My field work gave me the amazing opportunity to watch a nest of hatchlings emerge and scramble their way down the beach.


Much of this nesting rebound can be attributed to the 1978 listing of loggerhead sea turtles as threatened under the Endangered Species Act (ESA). This listing gives the USFWS the means to protect and manage nesting beach habitat and NOAA the authority to manage marine turtles when at sea.


My position this year is the Coastal and Marine Resource Specialist with the U.S. Fish and Wildlife Service’s Coastal Program. The Coastal Program facilitates voluntary, collaborative coastal conservation so that wildlife and people thrive. We offer financial and technical assistance for habitat conservation in coastal watersheds and marine ecosystems. Part of my fellowship work for the year is to sort through and highlight field projects for an annual accomplishment’s report. 

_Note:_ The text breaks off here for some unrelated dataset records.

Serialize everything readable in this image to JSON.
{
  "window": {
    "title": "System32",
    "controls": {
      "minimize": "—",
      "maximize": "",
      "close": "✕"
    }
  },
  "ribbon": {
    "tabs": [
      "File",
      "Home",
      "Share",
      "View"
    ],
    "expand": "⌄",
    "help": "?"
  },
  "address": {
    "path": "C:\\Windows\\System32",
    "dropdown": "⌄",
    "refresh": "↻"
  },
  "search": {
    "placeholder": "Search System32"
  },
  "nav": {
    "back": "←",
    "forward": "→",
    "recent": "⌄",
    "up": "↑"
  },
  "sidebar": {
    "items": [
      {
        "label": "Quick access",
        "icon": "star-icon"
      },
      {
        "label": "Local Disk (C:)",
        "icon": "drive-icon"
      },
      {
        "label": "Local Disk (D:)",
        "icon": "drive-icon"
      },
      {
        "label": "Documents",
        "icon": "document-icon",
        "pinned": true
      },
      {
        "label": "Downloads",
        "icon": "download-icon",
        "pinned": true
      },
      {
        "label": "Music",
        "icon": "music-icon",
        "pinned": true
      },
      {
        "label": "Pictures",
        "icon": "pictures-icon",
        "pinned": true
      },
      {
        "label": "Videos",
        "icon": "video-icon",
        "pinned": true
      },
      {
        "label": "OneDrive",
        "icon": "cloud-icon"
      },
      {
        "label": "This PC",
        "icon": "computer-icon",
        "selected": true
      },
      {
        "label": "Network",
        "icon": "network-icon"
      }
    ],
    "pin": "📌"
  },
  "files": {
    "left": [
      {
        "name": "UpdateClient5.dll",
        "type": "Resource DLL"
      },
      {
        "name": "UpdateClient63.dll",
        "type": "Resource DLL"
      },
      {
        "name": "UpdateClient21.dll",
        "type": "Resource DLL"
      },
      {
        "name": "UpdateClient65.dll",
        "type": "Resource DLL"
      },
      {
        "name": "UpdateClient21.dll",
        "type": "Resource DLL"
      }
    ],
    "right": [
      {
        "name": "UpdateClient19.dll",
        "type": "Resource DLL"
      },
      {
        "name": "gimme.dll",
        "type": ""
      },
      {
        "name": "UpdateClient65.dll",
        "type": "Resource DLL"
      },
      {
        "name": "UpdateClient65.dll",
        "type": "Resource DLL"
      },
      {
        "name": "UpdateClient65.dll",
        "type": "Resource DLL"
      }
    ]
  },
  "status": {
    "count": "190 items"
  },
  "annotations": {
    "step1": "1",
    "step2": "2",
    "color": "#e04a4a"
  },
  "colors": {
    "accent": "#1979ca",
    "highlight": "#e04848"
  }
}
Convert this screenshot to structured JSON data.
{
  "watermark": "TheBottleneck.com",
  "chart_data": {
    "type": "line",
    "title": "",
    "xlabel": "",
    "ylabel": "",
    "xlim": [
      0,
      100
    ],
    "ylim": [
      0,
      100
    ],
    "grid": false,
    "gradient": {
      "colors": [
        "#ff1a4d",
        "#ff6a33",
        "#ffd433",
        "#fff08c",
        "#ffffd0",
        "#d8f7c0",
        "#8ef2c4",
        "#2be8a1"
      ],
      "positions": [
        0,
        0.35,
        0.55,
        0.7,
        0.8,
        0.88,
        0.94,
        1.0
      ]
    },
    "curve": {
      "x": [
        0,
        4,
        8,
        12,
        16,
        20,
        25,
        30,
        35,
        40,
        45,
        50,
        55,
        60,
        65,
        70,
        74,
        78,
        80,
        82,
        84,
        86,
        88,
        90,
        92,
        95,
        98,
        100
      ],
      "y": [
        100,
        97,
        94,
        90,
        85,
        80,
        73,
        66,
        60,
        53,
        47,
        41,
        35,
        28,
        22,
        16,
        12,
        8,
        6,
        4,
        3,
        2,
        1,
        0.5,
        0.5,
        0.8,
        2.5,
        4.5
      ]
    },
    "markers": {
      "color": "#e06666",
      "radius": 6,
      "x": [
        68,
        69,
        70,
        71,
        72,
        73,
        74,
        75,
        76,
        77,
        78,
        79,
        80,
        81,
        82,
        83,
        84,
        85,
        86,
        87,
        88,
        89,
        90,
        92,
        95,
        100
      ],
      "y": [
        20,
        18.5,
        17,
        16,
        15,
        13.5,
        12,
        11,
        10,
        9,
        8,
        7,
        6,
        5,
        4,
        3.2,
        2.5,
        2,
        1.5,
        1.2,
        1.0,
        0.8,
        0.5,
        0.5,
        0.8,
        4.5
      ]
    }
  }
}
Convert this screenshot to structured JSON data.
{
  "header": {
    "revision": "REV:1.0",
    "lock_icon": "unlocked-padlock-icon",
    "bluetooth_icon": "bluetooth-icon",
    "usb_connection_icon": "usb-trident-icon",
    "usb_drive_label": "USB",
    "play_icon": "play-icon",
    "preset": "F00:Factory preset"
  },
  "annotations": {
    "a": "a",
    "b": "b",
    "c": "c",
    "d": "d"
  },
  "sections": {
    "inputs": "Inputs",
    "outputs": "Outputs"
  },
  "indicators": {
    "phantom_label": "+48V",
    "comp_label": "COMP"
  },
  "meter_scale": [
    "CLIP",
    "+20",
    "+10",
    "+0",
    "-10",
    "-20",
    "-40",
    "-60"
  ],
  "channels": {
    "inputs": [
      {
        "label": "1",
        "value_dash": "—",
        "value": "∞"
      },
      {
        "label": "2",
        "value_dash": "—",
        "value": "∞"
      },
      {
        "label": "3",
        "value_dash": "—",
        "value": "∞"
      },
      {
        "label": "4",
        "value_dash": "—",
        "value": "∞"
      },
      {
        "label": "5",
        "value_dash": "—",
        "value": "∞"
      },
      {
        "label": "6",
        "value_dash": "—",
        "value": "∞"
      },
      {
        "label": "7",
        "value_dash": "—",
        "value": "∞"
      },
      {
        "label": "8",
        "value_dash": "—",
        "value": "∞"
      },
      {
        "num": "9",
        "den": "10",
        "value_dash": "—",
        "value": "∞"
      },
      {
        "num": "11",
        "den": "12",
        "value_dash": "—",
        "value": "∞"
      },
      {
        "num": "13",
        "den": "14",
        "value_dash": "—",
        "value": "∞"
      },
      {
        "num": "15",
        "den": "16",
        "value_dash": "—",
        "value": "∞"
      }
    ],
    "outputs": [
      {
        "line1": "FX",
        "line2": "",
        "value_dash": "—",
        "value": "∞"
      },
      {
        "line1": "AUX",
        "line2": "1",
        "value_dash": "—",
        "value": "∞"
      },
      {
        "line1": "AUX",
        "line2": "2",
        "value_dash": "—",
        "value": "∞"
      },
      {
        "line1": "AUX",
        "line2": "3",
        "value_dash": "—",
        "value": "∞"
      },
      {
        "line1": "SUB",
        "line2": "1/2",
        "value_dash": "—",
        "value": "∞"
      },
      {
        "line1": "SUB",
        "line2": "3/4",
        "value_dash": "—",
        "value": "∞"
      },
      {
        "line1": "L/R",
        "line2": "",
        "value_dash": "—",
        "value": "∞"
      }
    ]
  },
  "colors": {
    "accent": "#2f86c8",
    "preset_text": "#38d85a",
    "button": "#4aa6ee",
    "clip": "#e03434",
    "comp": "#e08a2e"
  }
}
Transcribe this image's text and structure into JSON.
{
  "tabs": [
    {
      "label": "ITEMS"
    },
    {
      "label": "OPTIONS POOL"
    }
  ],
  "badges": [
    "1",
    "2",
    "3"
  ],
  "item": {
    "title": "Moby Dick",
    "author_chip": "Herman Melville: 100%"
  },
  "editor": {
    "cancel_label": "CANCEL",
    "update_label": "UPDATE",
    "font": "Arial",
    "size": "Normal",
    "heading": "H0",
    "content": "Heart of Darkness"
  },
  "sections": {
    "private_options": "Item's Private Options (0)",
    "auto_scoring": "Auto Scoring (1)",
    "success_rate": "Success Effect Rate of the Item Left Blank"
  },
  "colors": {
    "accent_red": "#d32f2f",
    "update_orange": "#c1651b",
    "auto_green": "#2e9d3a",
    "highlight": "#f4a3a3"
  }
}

My master’s work focused on measuring nest elevation to better predict the biological impact of extreme high tide events on sea turtle nests. Now in my position I learn about conservation projects supported by the Coastal Program.


One of the best aspects of the year has been the opportunities to actually see some of those projects I’ve been reading about on paper, in the field. and learn first hand about the on-the-ground habitat conservation work our Coastal Program staff and partners do. The Coastal Program has worked on several sea turtle restoration and habitat improvement projects in the Southeast, Puerto Rico and in the Pacific Islands. Seeing the impact our projects have on an entire species is remarkable, from working with partners to monitor nests, to restoring native vegetation on nesting dune habitat, to working with communities to install turtle friendly lighting, Coastal Program biologists really are doing it all!


Conservation takes a village and we wouldn’t be at this record breaking year for loggerhead sea turtle nesting throughout the Southeast without the amazing collaborative conservation efforts that make up this success story and numerous other coastal habitat restoration achievements. I’m proud to have played a small role in this victory along with many dedicated people, agencies, nonprofits and volunteers who have spent the last two decades or more working for the conservation of fish and wildlife. 


I attended the Southeast region’s Coastal Program and Partners for Fish and Wildlife Program’s annual meeting in Alabama where I met staff and saw on the ground habitat restoration projects.